As if we all were putting our lives on pause to have them be informed and changed and refitted and refashioned and rehabilitated by the pastor in his or her weekly address to us.

I don’t know about you, but this seems like a lot of hogwash. I mean. Who did Jesus say was first in heaven? In the Kingdom? The priests? The ministers? The clergy? The pastors?

Who should we look to for guidance after Jesus? Did Jesus say to look for the priests, pastors, ministers? The clergy? Did he say I will send Peter to you, and he will be your guide, philosopher, and friend? Or some surrogate of Peter’s?

I don’t think I find that anywhere. I find him saying that he’s sending the Counselor. The Holy Spirit. And that we should seek him out. Should look to him for guidance. Should look to him for God’s authority. God’s presence.

So what’s up with these pastors? What’s up with this paradigm that all of us sinner mystic believer priests and the pastor-minister-clergy-priests have gotten ourselves locked into?

The damage is everywhere. Speak to a few fellow Christians in the back of the church. Real damage there from pastors. Speak to a few pastors. Real damage there from Christians in the back of the church. In the sense that they believe what we believe about them. They believe that they are special. They are chosen. They are annointed. They are invested.

Can you imagine what that does to a person? When everyone around you constantly reinforces this ridiculous idea? This unBiblical idea? This grandiose idea? And can you imagine trying to live up to this impossible idea? Can you imagine the self-torture that goes on? Or alternatively the arrogance?

But most of all, I’m concerned with us. We mere Christians. We merely sinful struggling mystic believer priests. Because there are so many of us. Because in terms of a class of damaged Christians, we sheep outnumber the priests and pastors and ministers and other religious types about 100 or 200 to 1.

To the extent we buy into this privileged pastor nonsense, we do not look for God ourselves. We do not believe the Holy Spirit has invested us uniquely with God’s presence, with God’s Word, with God’s love, with God’s own delegated authority.

We do not seek God with all our heart and mind and strength. We let Mikey do it. We delegate the knowledge of God, the understanding of God, the seeking of God, the things of God. To someone else. To the pastor clergy minister priest.

To the person in charge. See him or her up front? To the person leading the whole business. The person calling the shots and standing by design next to the Holy of Holies. Next to God himself.
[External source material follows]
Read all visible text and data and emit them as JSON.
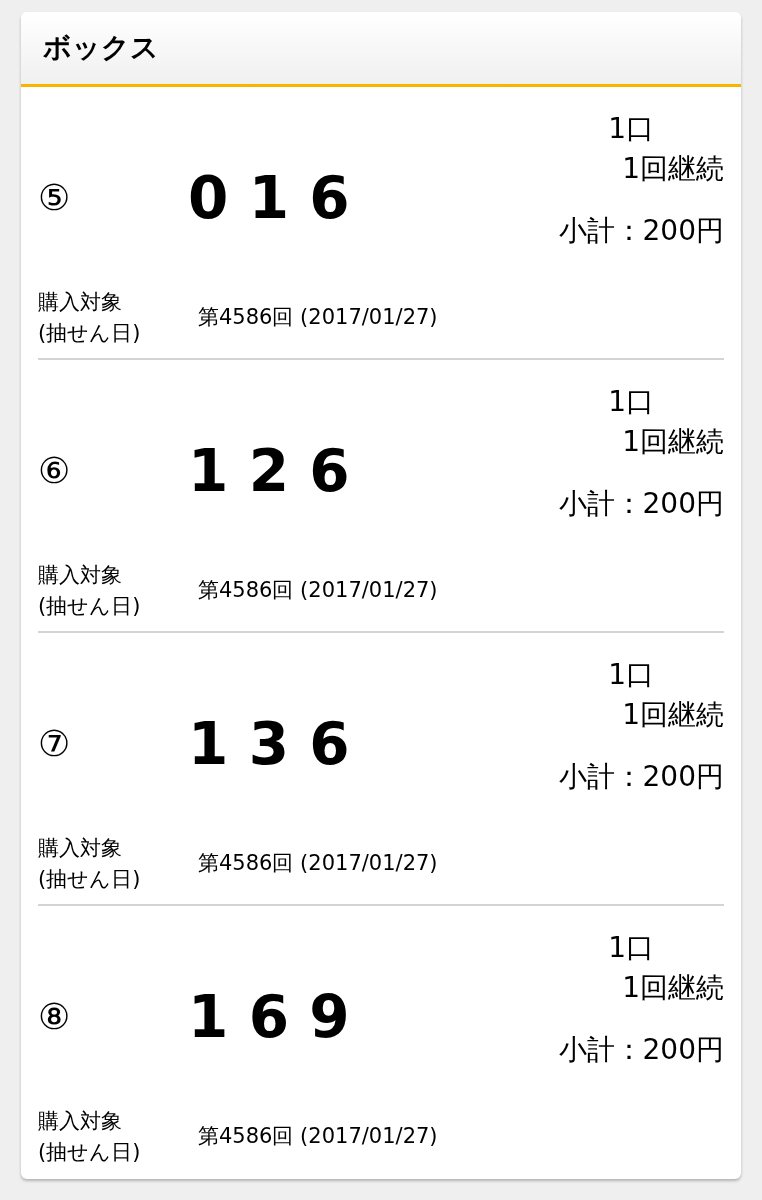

And we. We the unwashed. Stand or sit or kneel. At a great distance from that. From God. Down here in the sputum and blood and mucous and dirt and and excrement and vileness of ordinary life. The quotidian banality and boredom of regular life. The profane abandonment of unGodly life.

And this is wrong. This way of living and thinking and feeling and being with God is wrong. Life in God is the full tilt boogie life. We all stand in the Holy of Holies. Co-located and co-habitant with God.

And don’t you let your pastor or your friend or Lucifer or any unholy voice inside you say different.

Jesus has given us life in him. Not life in a pastor. Not life according to some priest’s understanding. Life in Jesus Christ. Life according to him. Life authored by him. Life in full only with and in and through him.

First God, for he is our root. Then Jesus, for he is our vine. He connects all of us to God. Individually and corporately. And all of us to one another.

And then us. All of us. For we are the branches. All of us. Equally. The people of God.

All of one being, each with its different nature. All partaking of God's life. All alive in God's grace and love--his Holy Spirit--which he pumps like nutrients and the water of life itself into us each moment.